Ron Hoffman: While Alpha has been around for only a short while, Alpha’s management team and key executives have been around in the industry for many years, from its inception really. The success that Alpha has managed to achieve in such a short period of time only strengthens the point about the quality of people and knowledge embedded in that business. We are specifically excited about the risk management capabilities and their proprietary technology which we believe is unique in our space.
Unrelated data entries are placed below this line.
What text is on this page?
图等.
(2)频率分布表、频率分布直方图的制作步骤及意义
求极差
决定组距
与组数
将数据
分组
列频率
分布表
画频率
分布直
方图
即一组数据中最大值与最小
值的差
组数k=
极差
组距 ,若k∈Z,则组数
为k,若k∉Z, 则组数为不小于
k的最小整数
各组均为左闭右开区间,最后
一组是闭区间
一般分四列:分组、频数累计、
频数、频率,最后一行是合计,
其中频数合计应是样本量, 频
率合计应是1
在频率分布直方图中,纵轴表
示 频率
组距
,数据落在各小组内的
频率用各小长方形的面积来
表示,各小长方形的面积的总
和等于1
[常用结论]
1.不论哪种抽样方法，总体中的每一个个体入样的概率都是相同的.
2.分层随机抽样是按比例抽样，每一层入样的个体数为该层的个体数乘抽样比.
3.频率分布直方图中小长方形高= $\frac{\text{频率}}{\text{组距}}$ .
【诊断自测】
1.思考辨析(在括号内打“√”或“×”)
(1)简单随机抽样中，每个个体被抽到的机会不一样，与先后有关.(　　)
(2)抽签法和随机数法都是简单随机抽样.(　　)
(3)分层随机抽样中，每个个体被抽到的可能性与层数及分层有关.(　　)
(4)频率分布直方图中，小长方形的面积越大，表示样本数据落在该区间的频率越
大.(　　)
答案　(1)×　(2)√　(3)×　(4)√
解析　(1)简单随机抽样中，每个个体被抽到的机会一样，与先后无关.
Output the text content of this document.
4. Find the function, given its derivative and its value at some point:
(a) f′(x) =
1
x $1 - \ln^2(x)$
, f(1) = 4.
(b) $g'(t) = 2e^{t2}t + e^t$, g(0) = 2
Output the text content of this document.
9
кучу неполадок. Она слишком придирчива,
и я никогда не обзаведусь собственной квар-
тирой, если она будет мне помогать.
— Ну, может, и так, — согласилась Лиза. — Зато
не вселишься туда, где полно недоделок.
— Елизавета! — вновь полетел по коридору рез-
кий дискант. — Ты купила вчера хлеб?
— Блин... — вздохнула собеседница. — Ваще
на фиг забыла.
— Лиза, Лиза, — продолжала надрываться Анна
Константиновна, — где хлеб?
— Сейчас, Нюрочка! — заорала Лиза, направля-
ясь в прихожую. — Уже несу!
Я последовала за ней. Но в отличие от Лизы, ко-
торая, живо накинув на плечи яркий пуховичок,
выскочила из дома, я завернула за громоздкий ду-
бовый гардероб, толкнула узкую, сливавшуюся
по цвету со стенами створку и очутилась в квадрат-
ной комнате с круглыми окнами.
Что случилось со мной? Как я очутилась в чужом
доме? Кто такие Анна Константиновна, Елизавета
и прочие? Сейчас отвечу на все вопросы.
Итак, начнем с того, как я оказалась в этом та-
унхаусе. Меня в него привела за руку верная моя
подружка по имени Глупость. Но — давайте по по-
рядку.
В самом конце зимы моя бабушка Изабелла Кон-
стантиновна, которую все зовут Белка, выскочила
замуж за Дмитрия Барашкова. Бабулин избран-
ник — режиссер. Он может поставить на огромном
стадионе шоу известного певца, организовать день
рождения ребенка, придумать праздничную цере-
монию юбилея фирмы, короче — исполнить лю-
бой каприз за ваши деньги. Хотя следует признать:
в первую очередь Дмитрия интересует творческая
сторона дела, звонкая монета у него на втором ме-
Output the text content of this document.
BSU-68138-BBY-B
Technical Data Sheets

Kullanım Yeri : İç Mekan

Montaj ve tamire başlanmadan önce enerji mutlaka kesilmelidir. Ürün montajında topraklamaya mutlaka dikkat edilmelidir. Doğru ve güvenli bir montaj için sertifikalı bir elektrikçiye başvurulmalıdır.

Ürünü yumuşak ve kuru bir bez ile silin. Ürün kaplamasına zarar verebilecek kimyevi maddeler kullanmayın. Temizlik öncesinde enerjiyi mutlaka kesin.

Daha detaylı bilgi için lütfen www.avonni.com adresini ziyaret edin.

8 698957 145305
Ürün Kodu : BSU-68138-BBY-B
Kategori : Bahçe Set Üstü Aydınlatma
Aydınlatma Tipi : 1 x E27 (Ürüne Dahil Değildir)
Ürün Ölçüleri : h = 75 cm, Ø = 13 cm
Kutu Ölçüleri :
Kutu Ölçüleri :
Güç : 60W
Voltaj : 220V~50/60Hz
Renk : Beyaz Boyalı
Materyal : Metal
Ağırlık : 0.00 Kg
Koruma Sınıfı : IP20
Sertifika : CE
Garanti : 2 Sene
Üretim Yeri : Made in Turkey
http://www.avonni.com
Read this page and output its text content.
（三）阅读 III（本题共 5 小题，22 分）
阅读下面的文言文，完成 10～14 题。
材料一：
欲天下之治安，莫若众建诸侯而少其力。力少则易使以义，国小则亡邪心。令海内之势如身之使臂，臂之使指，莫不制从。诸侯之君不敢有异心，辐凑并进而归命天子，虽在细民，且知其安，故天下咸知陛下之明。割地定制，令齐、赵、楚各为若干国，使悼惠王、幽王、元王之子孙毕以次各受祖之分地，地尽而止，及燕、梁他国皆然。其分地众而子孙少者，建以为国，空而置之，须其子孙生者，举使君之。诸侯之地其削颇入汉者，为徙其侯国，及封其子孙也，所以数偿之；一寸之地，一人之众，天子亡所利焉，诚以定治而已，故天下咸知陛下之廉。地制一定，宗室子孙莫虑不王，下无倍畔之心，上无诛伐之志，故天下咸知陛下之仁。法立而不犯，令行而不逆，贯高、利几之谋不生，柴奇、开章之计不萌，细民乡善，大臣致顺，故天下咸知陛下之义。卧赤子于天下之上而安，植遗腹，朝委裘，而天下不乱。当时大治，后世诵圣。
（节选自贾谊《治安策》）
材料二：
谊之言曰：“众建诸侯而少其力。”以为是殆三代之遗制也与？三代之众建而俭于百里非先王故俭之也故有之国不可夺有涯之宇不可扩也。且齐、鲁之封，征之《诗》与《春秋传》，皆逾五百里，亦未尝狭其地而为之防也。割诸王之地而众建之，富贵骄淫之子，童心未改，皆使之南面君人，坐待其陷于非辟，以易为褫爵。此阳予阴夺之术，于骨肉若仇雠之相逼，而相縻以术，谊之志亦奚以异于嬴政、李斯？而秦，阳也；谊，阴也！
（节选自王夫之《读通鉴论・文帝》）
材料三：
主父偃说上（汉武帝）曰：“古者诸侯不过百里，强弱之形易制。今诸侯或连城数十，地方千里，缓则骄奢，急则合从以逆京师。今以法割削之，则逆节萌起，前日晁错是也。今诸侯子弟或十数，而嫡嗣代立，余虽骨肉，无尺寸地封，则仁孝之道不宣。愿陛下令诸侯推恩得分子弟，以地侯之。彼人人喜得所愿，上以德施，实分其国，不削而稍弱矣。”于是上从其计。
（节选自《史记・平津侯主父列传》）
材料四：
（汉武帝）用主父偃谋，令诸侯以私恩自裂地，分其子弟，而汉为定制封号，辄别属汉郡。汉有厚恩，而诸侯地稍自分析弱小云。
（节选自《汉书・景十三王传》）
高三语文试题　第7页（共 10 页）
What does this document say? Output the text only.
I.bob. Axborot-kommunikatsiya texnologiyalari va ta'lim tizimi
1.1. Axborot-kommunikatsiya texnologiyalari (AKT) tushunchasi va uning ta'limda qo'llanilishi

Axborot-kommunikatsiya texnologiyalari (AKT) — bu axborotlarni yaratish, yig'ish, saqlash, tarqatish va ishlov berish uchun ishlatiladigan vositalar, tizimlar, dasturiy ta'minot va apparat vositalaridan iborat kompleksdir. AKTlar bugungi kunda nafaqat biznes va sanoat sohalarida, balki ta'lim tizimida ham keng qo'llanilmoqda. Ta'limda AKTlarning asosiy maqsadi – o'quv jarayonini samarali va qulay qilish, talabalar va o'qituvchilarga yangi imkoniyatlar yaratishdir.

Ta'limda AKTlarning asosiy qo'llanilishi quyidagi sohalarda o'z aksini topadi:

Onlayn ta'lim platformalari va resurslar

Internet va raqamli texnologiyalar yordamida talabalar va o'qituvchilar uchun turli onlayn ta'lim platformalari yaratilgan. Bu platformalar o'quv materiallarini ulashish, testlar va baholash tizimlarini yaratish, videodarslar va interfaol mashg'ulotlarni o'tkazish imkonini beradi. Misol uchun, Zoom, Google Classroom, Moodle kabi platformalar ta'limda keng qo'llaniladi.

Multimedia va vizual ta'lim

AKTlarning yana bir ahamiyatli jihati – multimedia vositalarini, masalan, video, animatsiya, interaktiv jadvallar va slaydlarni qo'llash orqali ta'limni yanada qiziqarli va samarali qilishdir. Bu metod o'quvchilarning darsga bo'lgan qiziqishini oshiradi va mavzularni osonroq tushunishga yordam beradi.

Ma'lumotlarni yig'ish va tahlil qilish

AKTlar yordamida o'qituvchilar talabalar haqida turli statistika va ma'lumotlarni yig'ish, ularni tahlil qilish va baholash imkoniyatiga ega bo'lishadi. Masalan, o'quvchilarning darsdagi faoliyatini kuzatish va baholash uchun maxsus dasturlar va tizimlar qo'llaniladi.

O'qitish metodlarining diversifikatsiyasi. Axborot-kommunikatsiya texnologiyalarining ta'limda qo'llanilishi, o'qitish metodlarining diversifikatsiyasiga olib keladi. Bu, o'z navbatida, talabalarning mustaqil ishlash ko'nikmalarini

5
FM: How important is it to have a market making arm in the institutional business nowadays?
RH: I believe it is important to have a variety of capabilities in order to capture opportunities in our space. What might be relevant for one opportunity may not be relevant to another, the key is to have the capabilities.
FM: Will the B2C business of Playtech be affected by the deal in any way?
RH: Part of the value that we’ll enjoy from this transaction is to enhance our risk management capabilities for the group as a whole which naturally includes our own B2C businesses Markets.com and ProMarkets.
FM: Did you expect such an offer within only a year and a half since starting as CEO?
Muhammad Rasoul: No, but I don’t think that way in general. I try to focus on the ‘now’, and our focus factor on current strategy determined by the board for the midterm, that’s always been my way. What I have learned over the years is that it is too hard to predict things in this space.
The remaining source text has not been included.